A Border Patrol tactical team is now in Boston helping ICE agents crack down on illegal immigrants in a renewed push to get criminals off the city’s streets, the Herald has learned.

The move comes as the Trump administration — along with U.S. Attorney Andrew Lelling in Boston — call out sanctuary cities for not working closely with federal immigration agents. Boston’s Trust Act is a sanctuary city policy that bars city police from sharing information on deportation cases.

The tactical team normally patrols the U.S. border and will be deployed to other major sanctuary cities such as San Francisco, New York and Chicago.

“When sanctuary cities release these criminals back to the street, it increases the occurrence of preventable crimes, and more importantly, preventable victims,” Acting Immigration and Customs Enforcement Director Matthew Albence told the Associated Press.

ICE’s Boston office Friday also put out the names of five people they say are illegal immigrants who are wanted on serious charges, including rape, assault with a dangerous weapon and child pornography. ICE says all five were released by local authorities who ignored detainer requests from ICE.

Todd M. Lyons, Boston’s acting ICE chief, said the goal is to “let the public know wanted criminals are back out” on the streets.

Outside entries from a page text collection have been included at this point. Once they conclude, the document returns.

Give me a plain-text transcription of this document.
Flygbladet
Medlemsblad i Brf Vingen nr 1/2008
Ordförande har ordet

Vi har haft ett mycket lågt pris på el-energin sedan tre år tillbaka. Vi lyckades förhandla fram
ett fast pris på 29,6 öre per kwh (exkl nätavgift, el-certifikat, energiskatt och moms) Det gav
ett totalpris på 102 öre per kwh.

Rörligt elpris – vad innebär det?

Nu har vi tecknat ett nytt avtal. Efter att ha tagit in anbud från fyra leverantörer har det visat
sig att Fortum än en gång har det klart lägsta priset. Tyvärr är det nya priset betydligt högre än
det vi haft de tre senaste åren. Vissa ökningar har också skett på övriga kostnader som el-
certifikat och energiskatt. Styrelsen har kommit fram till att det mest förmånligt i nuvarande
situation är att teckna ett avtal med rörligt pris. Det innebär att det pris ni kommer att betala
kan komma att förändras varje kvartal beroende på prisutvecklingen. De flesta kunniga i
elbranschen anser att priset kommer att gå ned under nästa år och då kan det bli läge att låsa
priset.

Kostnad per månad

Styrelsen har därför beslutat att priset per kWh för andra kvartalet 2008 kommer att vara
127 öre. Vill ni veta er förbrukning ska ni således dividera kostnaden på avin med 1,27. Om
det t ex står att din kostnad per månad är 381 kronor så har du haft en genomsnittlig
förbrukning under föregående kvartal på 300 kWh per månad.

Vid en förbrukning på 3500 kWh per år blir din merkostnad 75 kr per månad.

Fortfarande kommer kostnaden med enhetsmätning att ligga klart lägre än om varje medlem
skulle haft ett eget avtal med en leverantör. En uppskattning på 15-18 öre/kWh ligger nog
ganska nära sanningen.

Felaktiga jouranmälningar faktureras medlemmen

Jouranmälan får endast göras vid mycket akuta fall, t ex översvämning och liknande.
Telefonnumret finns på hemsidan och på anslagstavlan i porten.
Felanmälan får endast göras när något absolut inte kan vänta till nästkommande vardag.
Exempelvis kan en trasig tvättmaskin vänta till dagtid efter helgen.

“There’s nothing in the law standing in the way of local law enforcement cooperating with federal agents,” Lyons added Friday. “Let us build a criminal case so nobody can re-offend.”

Statewide, court and jail authorities are forbidden from holding people for ICE, if the suspected illegal immigrants would otherwise be let go; that rule comes from a Massachusetts Supreme Judicial Court decision.

Boston Mayor Martin Walsh said in a statement that touted his city’s low crime states alongside Boston’s sanctuary-city policies, “Policies aimed at sowing division and fear are ultimately counterproductive and harmful not merely to the families and individuals who are targeted but to the broader community of which we are all a part.”

U.S. Rep. Ayanna Pressley, D-Boston, slammed the news Friday night, saying adding a SWAT-style team to local immigration enforcement “has nothing to do with public safety, but rather serves only to further the Trump Administration’s agenda to intimidate and retaliate against cities that uphold the dignity and humanity of our immigrant neighbors.”

Pressley called on officials to “not comply or cooperate” with ICE.

ICE officials in Boston announced they are now seeking five fugitives:

– Mario Alexander Ochoa-Lemus, 27, from El Salvador, released in June from the Suffolk County House of Corrections even though he’d been arrested in May 2018 on charges of child rape, child pornography.

– Edson Martins, 38, of Cape Verde, arrested on charges of threatening to bomb/hijack, assault with a dangerous weapon and multiple charges of DUI. Brockton courts ignored ICE’s detainer request and released him.

– Jose Francisco Guaman Loja, 36, from Ecuador, arrested in 2019 for violating his probation after a conviction for assault with a dangerous weapon, ICE said. Guaman Loja had been deported three times before, but Brockton courts released him last month, ignoring another immigration detainer, according to ICE.

– Mohamed Daouda Diallo, from Niger, was arrested on charges of indecent assault and battery, but was released from Boston Municipal Court despite an ICE detainer request, officials said.

– Hector Garcia-Rios, from Colombia, who ICE says also overstayed his visa, was arrested in October on charges of assault with intent to rape, and indecent assault and battery. District court in Chelsea released him the following month, despite the detainer request from ICE.

ICE said it has active arrest warrants for all five.